Salvare gli studios

Dalla primavera all’autunno del 1992, Claudio Papalia e Tiziana Ripani spargono la voce della minaccia incombente sui vecchi Studi. Raccolgono dapprima l’interesse di Antonino Varsallona, Helen Jardine, Pietro Sciortino, Angelo Santovito, Luciano D’Onofrio, Armando Ceste, Gaetano Capizzi, con i quali cominciano a discutere la folle utopia: salvare gli studi Fert dalla distruzione e far rinascere a Torino, culla del cinema italiano, un centro di produzione con uno sguardo e una prospettiva verso l’Europa. F.E.R.T., nome leggendario che appare nell’Histoire Générale du Cinéma di Georges Sadoul, acronimo coniato dal primo fondatore dei teatri nel 1919 - Fiori Enrico Roma Torino - si trasforma così in Filming with a European Regard in Turin, un’”invenzione” di Claudio Papalia ed Helen Jardine, trasformata in “logo” grafico da Antonino Varsallona.

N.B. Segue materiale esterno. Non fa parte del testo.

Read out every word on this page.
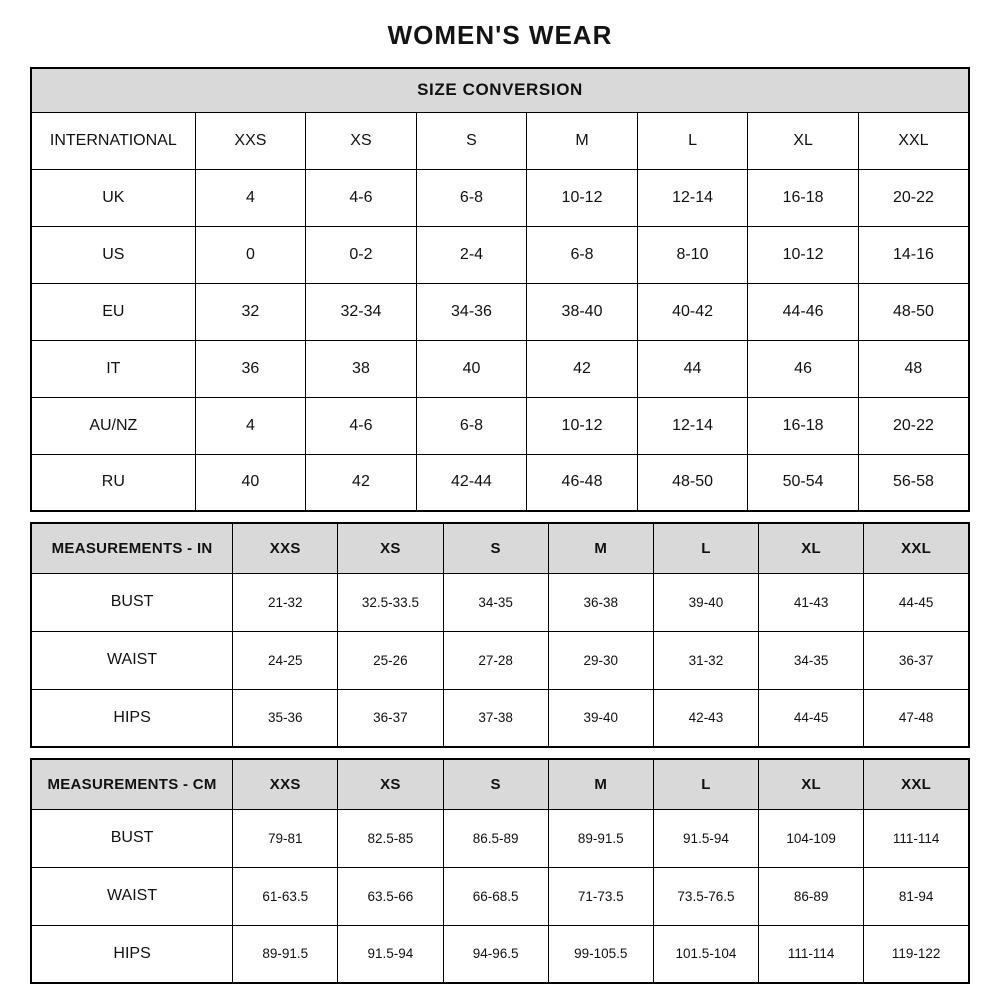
WOMEN'S WEAR
SIZE CONVERSION							
INTERNATIONAL	XXS	XS	S	M	L	XL	XXL
UK	4	4-6	6-8	10-12	12-14	16-18	20-22
US	0	0-2	2-4	6-8	8-10	10-12	14-16
EU	32	32-34	34-36	38-40	40-42	44-46	48-50
IT	36	38	40	42	44	46	48
AU/NZ	4	4-6	6-8	10-12	12-14	16-18	20-22
RU	40	42	42-44	46-48	48-50	50-54	56-58
MEASUREMENTS - IN	XXS	XS	S	M	L	XL	XXL
BUST	21-32	32.5-33.5	34-35	36-38	39-40	41-43	44-45
WAIST	24-25	25-26	27-28	29-30	31-32	34-35	36-37
HIPS	35-36	36-37	37-38	39-40	42-43	44-45	47-48
MEASUREMENTS - CM	XXS	XS	S	M	L	XL	XXL
BUST	79-81	82.5-85	86.5-89	89-91.5	91.5-94	104-109	111-114
WAIST	61-63.5	63.5-66	66-68.5	71-73.5	73.5-76.5	86-89	81-94
HIPS	89-91.5	91.5-94	94-96.5	99-105.5	101.5-104	111-114	119-122
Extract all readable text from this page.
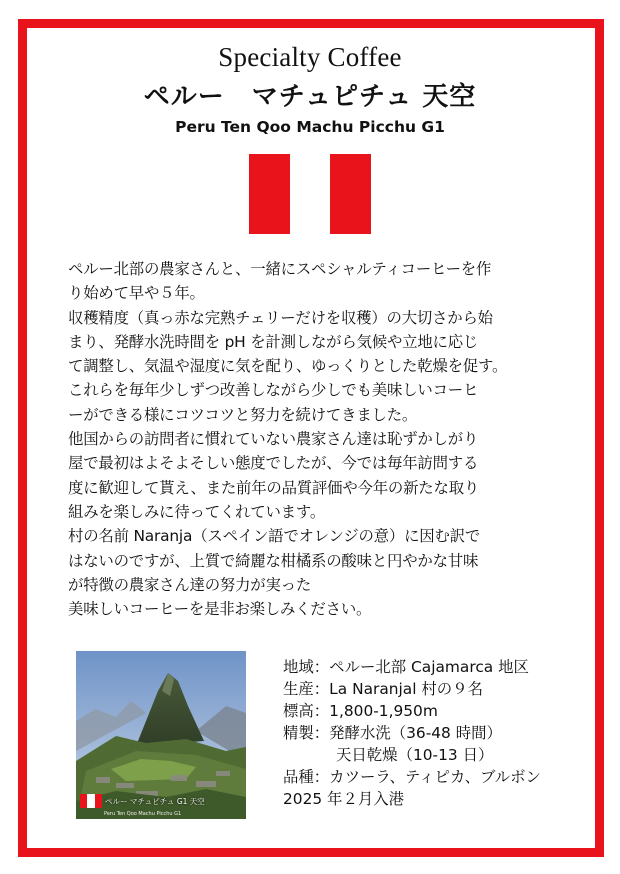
Specialty Coffee
ペルー　マチュピチュ 天空
Peru Ten Qoo Machu Picchu G1

ペルー北部の農家さんと、一緒にスペシャルティコーヒーを作

り始めて早や５年。

収穫精度（真っ赤な完熟チェリーだけを収穫）の大切さから始

まり、発酵水洗時間を pH を計測しながら気候や立地に応じ

て調整し、気温や湿度に気を配り、ゆっくりとした乾燥を促す。

これらを毎年少しずつ改善しながら少しでも美味しいコーヒ

ーができる様にコツコツと努力を続けてきました。

他国からの訪問者に慣れていない農家さん達は恥ずかしがり

屋で最初はよそよそしい態度でしたが、今では毎年訪問する

度に歓迎して貰え、また前年の品質評価や今年の新たな取り

組みを楽しみに待ってくれています。

村の名前 Naranja（スペイン語でオレンジの意）に因む訳で

はないのですが、上質で綺麗な柑橘系の酸味と円やかな甘味

が特徴の農家さん達の努力が実った

美味しいコーヒーを是非お楽しみください。

ペルー マチュピチュ G1 天空
Peru Ten Qoo Machu Picchu G1
地域：ペルー北部 Cajamarca 地区
生産：La Naranjal 村の９名
標高：1,800-1,950m
精製：発酵水洗（36-48 時間）
天日乾燥（10-13 日）
品種：カツーラ、ティピカ、ブルボン
2025 年２月入港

L’appello al salvataggio viene lanciato durante il Festival Cinema Giovani, a Torino, il 21 novembre 1992 e raccoglie numerose adesioni di cineasti e uomini di cultura: questo primo convegno vede la nascita di fatto dell’Associazione che concentra in uno slogan il proprio programma:  “SALVIAMO LA PRIMA CINECITTA’ ITALIANA PER IL CINEMA INDIPENDENTE EUROPEO. [Comunicato stampa 21 novembre 1992] [I Fert possono avere un futuro] [Help us save the first Italian Cinecittà] [Lista partecipanti convegno 21/11/92] [1997 Video Fert: The End?]

In dicembre, sollecitato da Lino Sturiale, a nome dei partecipanti al convegno, Claudio Papalia presenta al Sindaco della Città di Torino e agli Uffici dell’Urbanistica una Osservazione al Preliminare di Piano Regolatore per quanto concerne la destinazione dell’area denominata “ex teatri Fert” in Corso Lombardia e richiede un incontro con le autorità competenti per motivare, con gli esiti di una prima indagine, ragioni e fattibilità di ipotesi di restauro e ripristino dell’attività originaria degli studios. [Osservazione]

“Torino non può permettersi di perdere per sempre la sua più gloriosa ‘industria del terziario’, proprio nel momento in cui
numerosi segni lasciano presagire una ripresa del mercato audiovisivo europeo – giusto sulle aree di prodotto in cui le risorse umane torinesi potrebbero tornare ad eccellere”. Così citava il documento di opposizione al P.R.G. e l’opposizione fu – nel giro di pochi mesi – accolta dal Commissario prefettizio.

A distanza di dieci anni viene ancora da chiedersi cosa mai poté fermare le ruspe. Quale attrazione potevano esercitare i ruderi di una fabbrica dei sogni abbandonata? E quali garanzie poteva offrire un progetto visionario proposto da film makers indipendenti?

Agli inizi degli anni ‘90 Torino cercava una nuova pelle, la città aveva chiaro il bisogno di riconvertirsi industrialmente e questo progetto – quasi una sfida – fu d’incoraggiamento alla nuova Torino. D’altronde, come già accadeva in altri paesi europei, la valorizzazione dell’industria dell’audiovisivo era diventata (o stava per diventare) una voce primaria nella ricerca di alternative alla crisi.